Los españoles hemos sido testigos estos últimos días de unas jornadas memorables, que harán historia en nuestra querida y gran nación. El proceso de relevo en la Corona de España culminó cuando el Rey Juan Carlos I, con el preceptivo
refrendo del presidente del Gobierno, Mariano Rajoy, sancionó y
promulgó la ley de abdicación aprobada por una abrumadora mayoría de las Cortes Generales. Tras estampar su firma en el Palacio Real, abrazó a su hijo y tuvo el gesto simbólico de cederle
la silla. A partir de esa misma medianoche, y en virtud de las previsiones constitucionales al efecto, comenzaba el reinado de
Felipe de Borbón y Grecia bajo el nombre de Felipe VI; si bien después debía ser proclamado Rey ante las Cortes Generales, esto es, ante la representación de la soberanía nacional que reside en el pueblo español, del que emanan los poderes del Estado y el cual, como tal y en consecuencia, se sitúa por encima de la misma Monarquía. Y ha sido un 19 de junio, Día del Corpus Christi.
Como era de esperar de un hecho de tantísima trascendencia en nuestra historia, muchísimo se ha escrito y hablado sobre los actos de proclamación de Felipe VI como Rey de España. Sea como fuere, resulta digno de destacar que la celebración del acontecimiento propiciara que saliera a las calles de Madrid una verdadera mayoría silenciosa; no la que se suele
apropiar por las bravas de la vía pública blandiendo insignias
inconstitucionales, no aquella que promueve asedios al Parlamento al
estilo golpista, sino la que defiende el actual sistema democrático y
constitucional de Monarquía Parlamentaria que, amén de edificarse sobre
la reconciliación y concordia entre españoles tras
tantísimos años de enfrentamientos cainitas, ha hecho posible el
período de mayor estabilidad política, progreso y prosperidad de la
historia reciente de España. Vitoreando al nuevo Rey Felipe VI y
agitando las que sí son banderas constitucionales: las rojigualdas, que
son las de España desde el reinado de otro Borbón, Carlos III.

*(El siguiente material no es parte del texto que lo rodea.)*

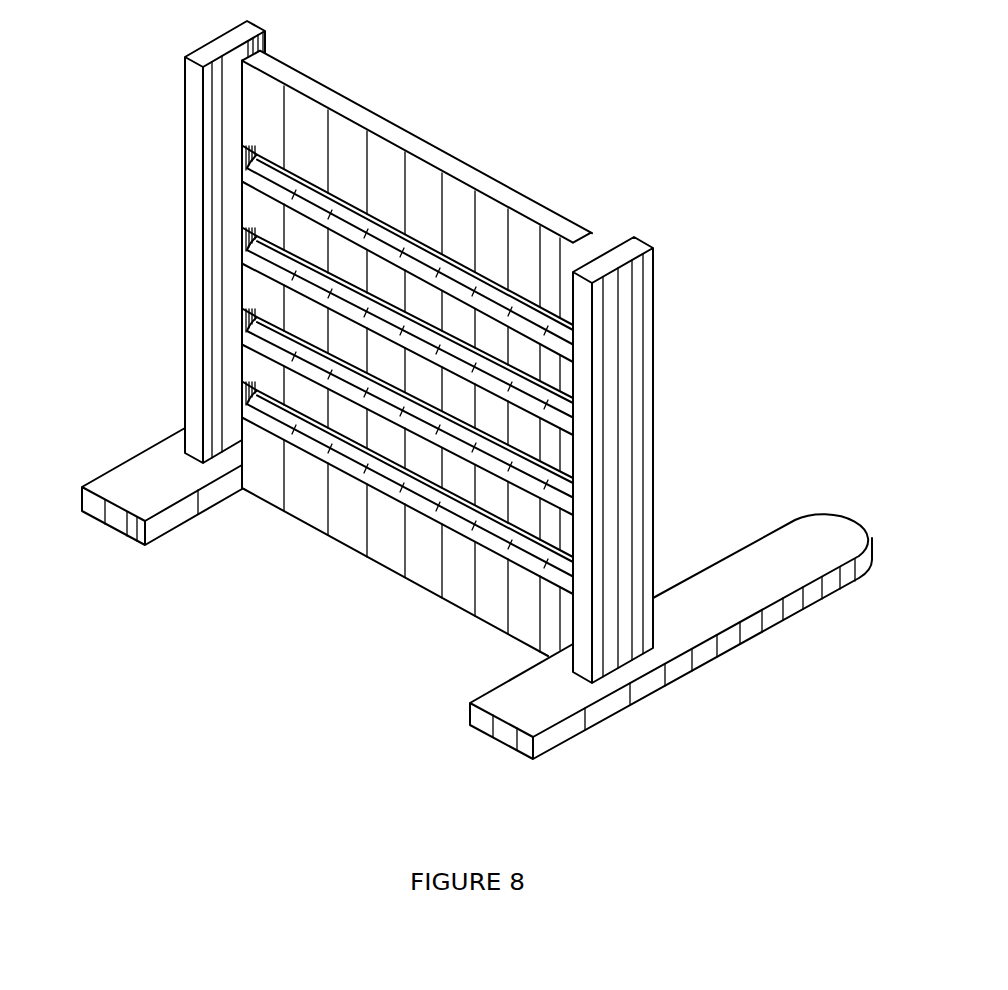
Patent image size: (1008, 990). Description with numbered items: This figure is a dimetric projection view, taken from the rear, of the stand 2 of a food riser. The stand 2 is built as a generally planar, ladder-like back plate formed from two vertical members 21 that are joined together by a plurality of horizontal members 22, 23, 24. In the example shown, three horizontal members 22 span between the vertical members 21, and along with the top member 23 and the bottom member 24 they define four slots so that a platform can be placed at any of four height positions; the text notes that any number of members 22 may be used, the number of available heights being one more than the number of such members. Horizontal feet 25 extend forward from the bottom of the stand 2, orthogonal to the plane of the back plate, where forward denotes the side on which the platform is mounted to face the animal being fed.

Respeto al acto de proclamación en el Congreso, y dentro
de un discurso de altura (especialmente oportuno fue su recuerdo a las víctimas del terrorismo, quienes, en efecto, 'perdieron su vida o sufrieron por defender nuestra libertad' y, por tanto, 'la victoria del Estado de Derecho, junto a nuestro afecto, será el mejor reconocimiento a la dignidad que merecen'), son resaltables las apelaciones a una España
unida (tanto como diversa y plural) de quien precisamente a partir de ahora
simboliza como Jefe del Estado la unidad y permanencia de la nación
española. Llamamientos que a su vez han servido para poner de nuevo de
manifiesto la mezquindad, la cerrazón y la intolerancia de los
presidentes de las Comunidades Autónomas vasca y catalana, los
nacionalistas Urkullu y Mas respectivamente, que no aplaudieron al Rey
al final de su alocución ante las Cortes. Deleznable actitud que resulta
muy indicativa de dónde reside el principal y más preocupante problema
que tiene España:
el del nacionalismo separatista. El más difícil reto que ha de afrontar el reinado que recién comienza.